I think the class of sets whose existence can be proved from axioms is called "constructible universe". This is the minimum that must exist. But the axioms are not saying that other sets do not exist.

So if you can imagine other sets, whose existence is neither provable from the axioms, nor does it contradict them... then such sets may or may not exist. More precisely speaking, now we have multiple possible meanings of the word "set". (Of course, if you add some new set, you also need to add all those sets whose existence can be proved from the axioms and the existence of this set.) This is basically what it means that some statements are not decidable from the axioms: depending on what meaning you choose, such statements can be either true or false.

I guess a specific example would be useful here. We have a set of all natural numbers. Now suppose that God flips a coin for each of these numbers, and creates a set "G" of those where the coin came up heads. (There were infinitely many coin flips. The coin is fair, so there were infinitely many heads, infinitely many tails, and there is no finite text that could describe the results exactly.) Does the set "G" exist? Your intuition might say yes, but it is not provable from the axioms, because all proofs have finite length, and therefore cannot specify objects that do not have a finite definition.

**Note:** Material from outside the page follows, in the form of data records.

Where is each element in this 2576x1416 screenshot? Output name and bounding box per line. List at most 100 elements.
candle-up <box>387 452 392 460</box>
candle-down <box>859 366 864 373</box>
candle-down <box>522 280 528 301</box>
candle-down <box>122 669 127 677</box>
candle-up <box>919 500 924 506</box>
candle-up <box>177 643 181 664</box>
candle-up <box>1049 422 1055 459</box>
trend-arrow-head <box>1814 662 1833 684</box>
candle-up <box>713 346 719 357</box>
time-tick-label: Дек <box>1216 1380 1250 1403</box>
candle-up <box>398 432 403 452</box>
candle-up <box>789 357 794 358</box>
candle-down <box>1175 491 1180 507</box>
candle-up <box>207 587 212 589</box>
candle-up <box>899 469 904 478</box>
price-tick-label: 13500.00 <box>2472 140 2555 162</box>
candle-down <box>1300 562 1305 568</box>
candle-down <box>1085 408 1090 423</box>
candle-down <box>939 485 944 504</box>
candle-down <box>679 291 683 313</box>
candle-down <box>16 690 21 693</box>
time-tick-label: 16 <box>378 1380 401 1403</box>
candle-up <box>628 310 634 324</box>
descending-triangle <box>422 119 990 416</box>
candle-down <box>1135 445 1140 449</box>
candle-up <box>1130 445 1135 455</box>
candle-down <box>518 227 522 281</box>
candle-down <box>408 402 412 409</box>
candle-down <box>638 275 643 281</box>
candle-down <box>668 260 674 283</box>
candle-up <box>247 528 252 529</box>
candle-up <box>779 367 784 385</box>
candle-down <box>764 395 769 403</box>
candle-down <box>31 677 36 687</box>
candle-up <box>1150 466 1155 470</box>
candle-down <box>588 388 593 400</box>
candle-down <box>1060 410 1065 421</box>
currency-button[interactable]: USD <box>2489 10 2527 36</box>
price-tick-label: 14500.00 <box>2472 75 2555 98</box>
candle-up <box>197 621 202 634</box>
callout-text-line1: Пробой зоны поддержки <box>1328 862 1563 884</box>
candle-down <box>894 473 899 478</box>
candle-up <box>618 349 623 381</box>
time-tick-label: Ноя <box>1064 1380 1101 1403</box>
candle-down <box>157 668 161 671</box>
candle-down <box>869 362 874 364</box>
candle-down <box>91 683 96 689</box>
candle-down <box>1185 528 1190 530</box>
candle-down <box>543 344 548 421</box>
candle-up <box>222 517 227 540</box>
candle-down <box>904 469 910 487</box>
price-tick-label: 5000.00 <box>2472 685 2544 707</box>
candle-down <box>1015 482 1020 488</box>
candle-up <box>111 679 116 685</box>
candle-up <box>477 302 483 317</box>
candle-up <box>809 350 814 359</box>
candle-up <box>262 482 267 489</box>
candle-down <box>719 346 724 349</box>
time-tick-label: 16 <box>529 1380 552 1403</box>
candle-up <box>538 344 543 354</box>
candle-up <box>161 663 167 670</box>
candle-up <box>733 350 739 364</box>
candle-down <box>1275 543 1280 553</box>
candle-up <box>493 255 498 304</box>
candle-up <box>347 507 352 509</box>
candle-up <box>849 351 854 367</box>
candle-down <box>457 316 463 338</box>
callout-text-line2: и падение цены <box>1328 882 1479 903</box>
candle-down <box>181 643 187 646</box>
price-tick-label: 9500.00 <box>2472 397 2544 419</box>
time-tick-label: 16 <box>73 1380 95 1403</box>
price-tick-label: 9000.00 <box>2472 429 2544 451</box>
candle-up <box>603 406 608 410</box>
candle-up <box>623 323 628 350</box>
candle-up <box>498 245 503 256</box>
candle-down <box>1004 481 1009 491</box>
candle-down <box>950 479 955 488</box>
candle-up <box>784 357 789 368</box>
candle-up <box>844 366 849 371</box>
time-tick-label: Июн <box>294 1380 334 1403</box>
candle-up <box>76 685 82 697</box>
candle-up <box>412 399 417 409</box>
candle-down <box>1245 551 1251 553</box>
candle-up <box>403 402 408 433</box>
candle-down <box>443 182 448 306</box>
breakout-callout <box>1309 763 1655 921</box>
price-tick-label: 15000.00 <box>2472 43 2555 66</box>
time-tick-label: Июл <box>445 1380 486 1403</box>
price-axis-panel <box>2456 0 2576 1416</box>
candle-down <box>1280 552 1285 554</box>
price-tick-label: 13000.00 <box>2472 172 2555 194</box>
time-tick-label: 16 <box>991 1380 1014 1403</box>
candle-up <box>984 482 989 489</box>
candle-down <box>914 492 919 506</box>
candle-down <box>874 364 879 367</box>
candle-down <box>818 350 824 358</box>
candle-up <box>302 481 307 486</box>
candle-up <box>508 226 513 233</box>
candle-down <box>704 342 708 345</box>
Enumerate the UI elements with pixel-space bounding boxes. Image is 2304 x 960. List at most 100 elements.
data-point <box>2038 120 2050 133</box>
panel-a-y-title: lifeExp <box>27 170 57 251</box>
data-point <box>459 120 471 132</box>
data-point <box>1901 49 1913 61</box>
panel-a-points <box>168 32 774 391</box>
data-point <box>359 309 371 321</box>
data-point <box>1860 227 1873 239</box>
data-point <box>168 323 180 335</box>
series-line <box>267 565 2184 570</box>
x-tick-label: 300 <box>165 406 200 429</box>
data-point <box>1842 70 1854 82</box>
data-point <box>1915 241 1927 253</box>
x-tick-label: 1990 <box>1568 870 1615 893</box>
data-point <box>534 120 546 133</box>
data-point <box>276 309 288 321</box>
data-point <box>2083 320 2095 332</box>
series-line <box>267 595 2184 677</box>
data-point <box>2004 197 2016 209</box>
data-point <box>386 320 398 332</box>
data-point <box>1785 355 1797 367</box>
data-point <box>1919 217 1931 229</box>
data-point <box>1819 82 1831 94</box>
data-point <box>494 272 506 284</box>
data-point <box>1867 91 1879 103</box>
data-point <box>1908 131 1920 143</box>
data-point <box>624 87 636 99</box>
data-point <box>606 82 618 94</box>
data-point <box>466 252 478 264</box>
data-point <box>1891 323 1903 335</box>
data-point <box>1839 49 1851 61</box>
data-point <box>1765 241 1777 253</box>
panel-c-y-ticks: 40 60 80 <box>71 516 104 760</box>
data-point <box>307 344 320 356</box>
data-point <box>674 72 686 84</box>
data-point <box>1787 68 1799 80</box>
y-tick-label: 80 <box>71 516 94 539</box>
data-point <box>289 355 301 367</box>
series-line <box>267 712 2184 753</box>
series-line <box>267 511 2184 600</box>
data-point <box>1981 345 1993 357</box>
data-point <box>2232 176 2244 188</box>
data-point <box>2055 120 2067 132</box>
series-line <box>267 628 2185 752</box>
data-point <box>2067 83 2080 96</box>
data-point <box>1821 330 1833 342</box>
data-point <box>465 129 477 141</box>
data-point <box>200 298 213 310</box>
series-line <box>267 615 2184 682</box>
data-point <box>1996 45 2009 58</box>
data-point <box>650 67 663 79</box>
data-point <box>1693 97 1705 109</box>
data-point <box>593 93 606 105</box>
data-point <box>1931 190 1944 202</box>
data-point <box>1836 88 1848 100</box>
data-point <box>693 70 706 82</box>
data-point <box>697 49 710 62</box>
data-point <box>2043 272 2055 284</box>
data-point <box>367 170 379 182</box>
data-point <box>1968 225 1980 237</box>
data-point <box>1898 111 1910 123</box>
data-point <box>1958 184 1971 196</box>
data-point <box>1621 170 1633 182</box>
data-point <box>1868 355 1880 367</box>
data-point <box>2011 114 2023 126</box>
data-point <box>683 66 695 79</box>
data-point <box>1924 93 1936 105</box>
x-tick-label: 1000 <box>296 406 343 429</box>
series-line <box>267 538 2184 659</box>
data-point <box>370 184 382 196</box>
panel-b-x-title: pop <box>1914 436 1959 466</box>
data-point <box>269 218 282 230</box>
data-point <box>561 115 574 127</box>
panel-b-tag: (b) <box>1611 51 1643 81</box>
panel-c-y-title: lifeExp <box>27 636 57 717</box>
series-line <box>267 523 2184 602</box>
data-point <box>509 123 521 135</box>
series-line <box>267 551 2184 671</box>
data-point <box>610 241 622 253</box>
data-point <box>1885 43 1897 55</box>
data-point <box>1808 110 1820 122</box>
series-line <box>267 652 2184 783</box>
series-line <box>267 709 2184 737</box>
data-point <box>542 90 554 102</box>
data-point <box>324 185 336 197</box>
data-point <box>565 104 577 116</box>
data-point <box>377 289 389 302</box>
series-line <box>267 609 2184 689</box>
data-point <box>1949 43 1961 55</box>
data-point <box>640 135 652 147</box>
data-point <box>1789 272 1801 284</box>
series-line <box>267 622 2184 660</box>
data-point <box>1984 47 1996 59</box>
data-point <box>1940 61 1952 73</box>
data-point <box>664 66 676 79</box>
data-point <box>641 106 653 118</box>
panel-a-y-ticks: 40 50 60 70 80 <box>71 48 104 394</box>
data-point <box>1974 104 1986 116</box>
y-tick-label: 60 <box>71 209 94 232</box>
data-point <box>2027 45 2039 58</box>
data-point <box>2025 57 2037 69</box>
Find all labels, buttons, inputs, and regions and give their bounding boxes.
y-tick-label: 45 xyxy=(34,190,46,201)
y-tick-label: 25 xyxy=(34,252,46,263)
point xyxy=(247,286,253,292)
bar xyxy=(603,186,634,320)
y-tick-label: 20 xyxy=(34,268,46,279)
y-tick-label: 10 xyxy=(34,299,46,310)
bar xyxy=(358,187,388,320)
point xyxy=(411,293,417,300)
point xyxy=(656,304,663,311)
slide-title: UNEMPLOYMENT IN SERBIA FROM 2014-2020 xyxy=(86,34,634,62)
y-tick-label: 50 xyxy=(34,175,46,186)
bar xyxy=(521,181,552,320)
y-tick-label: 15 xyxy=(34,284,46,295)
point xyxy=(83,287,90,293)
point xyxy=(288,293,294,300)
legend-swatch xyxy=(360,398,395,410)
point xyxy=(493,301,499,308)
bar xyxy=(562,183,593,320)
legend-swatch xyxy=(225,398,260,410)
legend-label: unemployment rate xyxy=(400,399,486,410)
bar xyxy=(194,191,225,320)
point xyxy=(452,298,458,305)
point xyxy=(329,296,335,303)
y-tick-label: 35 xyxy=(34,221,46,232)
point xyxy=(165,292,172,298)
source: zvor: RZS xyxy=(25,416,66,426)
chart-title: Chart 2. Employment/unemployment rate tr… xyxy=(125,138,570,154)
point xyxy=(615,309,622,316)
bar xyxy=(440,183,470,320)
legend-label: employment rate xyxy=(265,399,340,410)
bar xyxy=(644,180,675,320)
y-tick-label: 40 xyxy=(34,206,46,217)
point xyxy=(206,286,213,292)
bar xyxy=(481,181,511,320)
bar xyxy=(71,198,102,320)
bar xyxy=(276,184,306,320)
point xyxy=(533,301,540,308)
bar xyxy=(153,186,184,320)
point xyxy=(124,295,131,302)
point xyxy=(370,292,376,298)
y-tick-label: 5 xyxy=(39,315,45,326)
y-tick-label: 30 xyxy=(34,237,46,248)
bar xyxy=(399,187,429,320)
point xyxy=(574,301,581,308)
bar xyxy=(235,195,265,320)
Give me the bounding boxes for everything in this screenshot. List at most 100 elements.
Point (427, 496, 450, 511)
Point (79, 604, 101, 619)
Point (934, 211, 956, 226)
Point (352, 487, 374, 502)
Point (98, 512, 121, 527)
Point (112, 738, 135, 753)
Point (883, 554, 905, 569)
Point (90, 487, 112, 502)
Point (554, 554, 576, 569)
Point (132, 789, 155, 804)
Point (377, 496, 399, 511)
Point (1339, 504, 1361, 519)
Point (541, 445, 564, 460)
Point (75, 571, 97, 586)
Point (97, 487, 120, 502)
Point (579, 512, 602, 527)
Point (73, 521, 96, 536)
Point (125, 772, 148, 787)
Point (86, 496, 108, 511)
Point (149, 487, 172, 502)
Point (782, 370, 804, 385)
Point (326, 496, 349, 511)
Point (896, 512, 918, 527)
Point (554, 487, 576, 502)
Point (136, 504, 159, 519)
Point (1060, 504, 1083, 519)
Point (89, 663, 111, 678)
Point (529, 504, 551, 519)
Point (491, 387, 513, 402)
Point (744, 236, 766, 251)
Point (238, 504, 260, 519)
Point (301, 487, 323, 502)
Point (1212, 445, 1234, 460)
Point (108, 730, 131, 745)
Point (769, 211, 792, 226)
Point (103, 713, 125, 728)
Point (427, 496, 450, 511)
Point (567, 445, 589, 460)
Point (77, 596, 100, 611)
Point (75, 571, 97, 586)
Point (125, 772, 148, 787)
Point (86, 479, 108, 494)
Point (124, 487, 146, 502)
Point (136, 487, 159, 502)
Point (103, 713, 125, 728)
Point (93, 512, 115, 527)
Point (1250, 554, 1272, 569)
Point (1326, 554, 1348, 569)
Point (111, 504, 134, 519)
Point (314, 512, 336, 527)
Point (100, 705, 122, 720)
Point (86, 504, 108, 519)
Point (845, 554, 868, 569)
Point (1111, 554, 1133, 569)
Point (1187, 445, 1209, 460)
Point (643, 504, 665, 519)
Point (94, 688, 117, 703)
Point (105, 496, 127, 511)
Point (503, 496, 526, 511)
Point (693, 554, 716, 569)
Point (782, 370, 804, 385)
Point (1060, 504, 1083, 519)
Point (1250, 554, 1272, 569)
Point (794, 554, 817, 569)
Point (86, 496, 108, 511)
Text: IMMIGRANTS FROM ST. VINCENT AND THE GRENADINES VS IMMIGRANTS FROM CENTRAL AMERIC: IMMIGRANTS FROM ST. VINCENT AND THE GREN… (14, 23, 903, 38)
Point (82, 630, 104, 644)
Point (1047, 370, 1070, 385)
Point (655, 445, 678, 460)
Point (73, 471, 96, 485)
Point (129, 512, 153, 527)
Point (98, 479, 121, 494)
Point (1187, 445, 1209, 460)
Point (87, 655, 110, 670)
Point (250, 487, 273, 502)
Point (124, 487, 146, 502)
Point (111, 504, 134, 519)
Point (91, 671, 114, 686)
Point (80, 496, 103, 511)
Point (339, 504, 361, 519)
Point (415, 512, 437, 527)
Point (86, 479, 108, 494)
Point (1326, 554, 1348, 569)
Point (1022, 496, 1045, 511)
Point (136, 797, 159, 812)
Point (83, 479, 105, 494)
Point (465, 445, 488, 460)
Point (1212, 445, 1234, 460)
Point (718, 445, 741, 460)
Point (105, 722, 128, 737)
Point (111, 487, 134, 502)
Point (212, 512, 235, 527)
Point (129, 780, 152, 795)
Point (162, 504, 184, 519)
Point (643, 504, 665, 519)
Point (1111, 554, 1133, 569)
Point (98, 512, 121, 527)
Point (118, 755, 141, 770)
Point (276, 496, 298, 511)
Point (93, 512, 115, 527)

Observe that there is some method in this apparent madness; the number of elements in the sets , or … is, respectively, zero, one, or two

Each natural number is represented by a set containing representations of all smaller numbers. This is convenient because it allows to express "a < b" as "the representation of a is a subset of the representation of b". And it makes the definition of a successor very simple. Furthermore, this also works for (some?) infinite sets; for example ω is the smallest ordinal greater than all integers, and simultaneously a set of all integers (i.e. the smallest set containing all integers). -- In other words, for certain sets, you can use "smaller" and "subset" as synonyms; prove one statement, get the other statement for free.

the role of the axiom [of choice] is to guarantee that possibility in infinite cases...

Generally, it happens many times that something is obvious for finite sets, but for infinite sets it might be tricky to prove, or not true at all. You could see an infinite chain of arguments where each step is a correct proof and yet it does not help you, because proofs cannot be infinitely long.

Example, as an intuition pump: Imagine that there is a function that receives a set of natural numbers, and returns a natural number. We know that f(empty set) = 42, and f(any set with one element) = 42, and also for each two sets A and B if f(A) = 42 and f(B) = 42 then f(A union B) = 42. At this moment you may be tempted to say "okay, obviously the function returns a constant 42 no matter what". But actually, all we know is that it returns 42 for finite sets; for infinite sets it could be anything.